Cold Start Latency Reduction: After checkpointing, starting (restoring) the container is much faster than a fresh start. Instead of paying the cost to load weights from disk to GPU and compile kernels (which could be tens of seconds), restore simply memory-maps the saved GPU state. In research by the CRIUgpu project, they achieved restore times of only a few seconds for single-GPU models

vLLM benefits a lot. You skip the heavyweight “cold boot” path (weight load → CUDA/NCCL init → graph/autotune warmups) and restore a pre-warmed GPU state instead.

What snapshotting removes in LLM

  • Weight transfer to VRAM (several–tens of seconds for large models) → restored from a GPU memory snapshot rather than reloading from disk over PCIe.
  • CUDA context + handles + autotune “first pass” (cuBLAS/cuDNN setups, allocator warmup) → captured and restored.
  • PagedAttention/KV cache pool & page tables priming (post-warmup state) → captured after a short dummy run; avoids re-profiling during engine init.
  • Torch.compile / compiled graph cache reloads (if you warm once before snapshot) → you restore with compiled artifacts already resident.

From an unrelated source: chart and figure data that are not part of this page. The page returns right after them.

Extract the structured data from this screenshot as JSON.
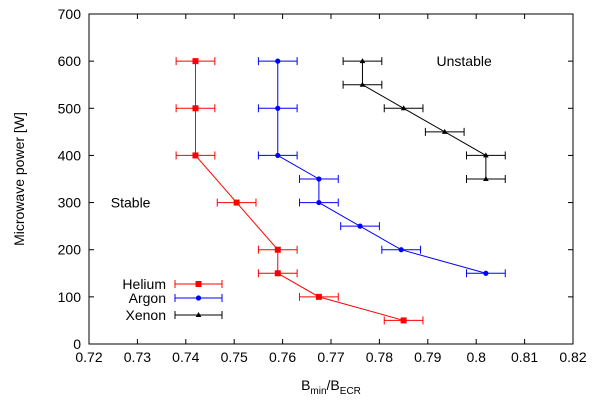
{
  "chart_data": {
    "type": "scatter",
    "title": "",
    "xlabel": {
      "main": "B",
      "sub1": "min",
      "sep": "/B",
      "sub2": "ECR"
    },
    "ylabel": "Microwave power [W]",
    "xlim": [
      0.72,
      0.82
    ],
    "ylim": [
      0,
      700
    ],
    "xticks": [
      "0.72",
      "0.73",
      "0.74",
      "0.75",
      "0.76",
      "0.77",
      "0.78",
      "0.79",
      "0.8",
      "0.81",
      "0.82"
    ],
    "yticks": [
      "0",
      "100",
      "200",
      "300",
      "400",
      "500",
      "600",
      "700"
    ],
    "grid": false,
    "legend_position": "bottom-left",
    "annotations": [
      {
        "text": "Stable",
        "x": 0.7245,
        "y": 300
      },
      {
        "text": "Unstable",
        "x": 0.7918,
        "y": 600
      }
    ],
    "series": [
      {
        "name": "Helium",
        "color": "#ff0000",
        "marker": "square",
        "points": [
          {
            "x": 0.742,
            "y": 600,
            "xerr": 0.004
          },
          {
            "x": 0.742,
            "y": 500,
            "xerr": 0.004
          },
          {
            "x": 0.742,
            "y": 400,
            "xerr": 0.004
          },
          {
            "x": 0.7505,
            "y": 300,
            "xerr": 0.004
          },
          {
            "x": 0.759,
            "y": 200,
            "xerr": 0.004
          },
          {
            "x": 0.759,
            "y": 150,
            "xerr": 0.004
          },
          {
            "x": 0.7675,
            "y": 100,
            "xerr": 0.004
          },
          {
            "x": 0.785,
            "y": 50,
            "xerr": 0.004
          }
        ]
      },
      {
        "name": "Argon",
        "color": "#0000ff",
        "marker": "circle",
        "points": [
          {
            "x": 0.759,
            "y": 600,
            "xerr": 0.004
          },
          {
            "x": 0.759,
            "y": 500,
            "xerr": 0.004
          },
          {
            "x": 0.759,
            "y": 400,
            "xerr": 0.004
          },
          {
            "x": 0.7675,
            "y": 350,
            "xerr": 0.004
          },
          {
            "x": 0.7675,
            "y": 300,
            "xerr": 0.004
          },
          {
            "x": 0.776,
            "y": 250,
            "xerr": 0.004
          },
          {
            "x": 0.7845,
            "y": 200,
            "xerr": 0.004
          },
          {
            "x": 0.802,
            "y": 150,
            "xerr": 0.004
          }
        ]
      },
      {
        "name": "Xenon",
        "color": "#000000",
        "marker": "triangle",
        "points": [
          {
            "x": 0.7765,
            "y": 600,
            "xerr": 0.004
          },
          {
            "x": 0.7765,
            "y": 550,
            "xerr": 0.004
          },
          {
            "x": 0.785,
            "y": 500,
            "xerr": 0.004
          },
          {
            "x": 0.7935,
            "y": 450,
            "xerr": 0.004
          },
          {
            "x": 0.802,
            "y": 400,
            "xerr": 0.004
          },
          {
            "x": 0.802,
            "y": 350,
            "xerr": 0.004
          }
        ]
      }
    ]
  }
}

In summary, we set up a working solution to eliminate cold starts for an ML model container using CRIU and cuda-checkpoint. The restored container was immediately ready to serve inference requests without re-loading model weights. This technique can dramatically improve the responsiveness of GPU-based microservices and enable more efficient utilization of expensive GPU resources (by allowing you to spin VMs/containers down when idle and bring them back up quickly when needed).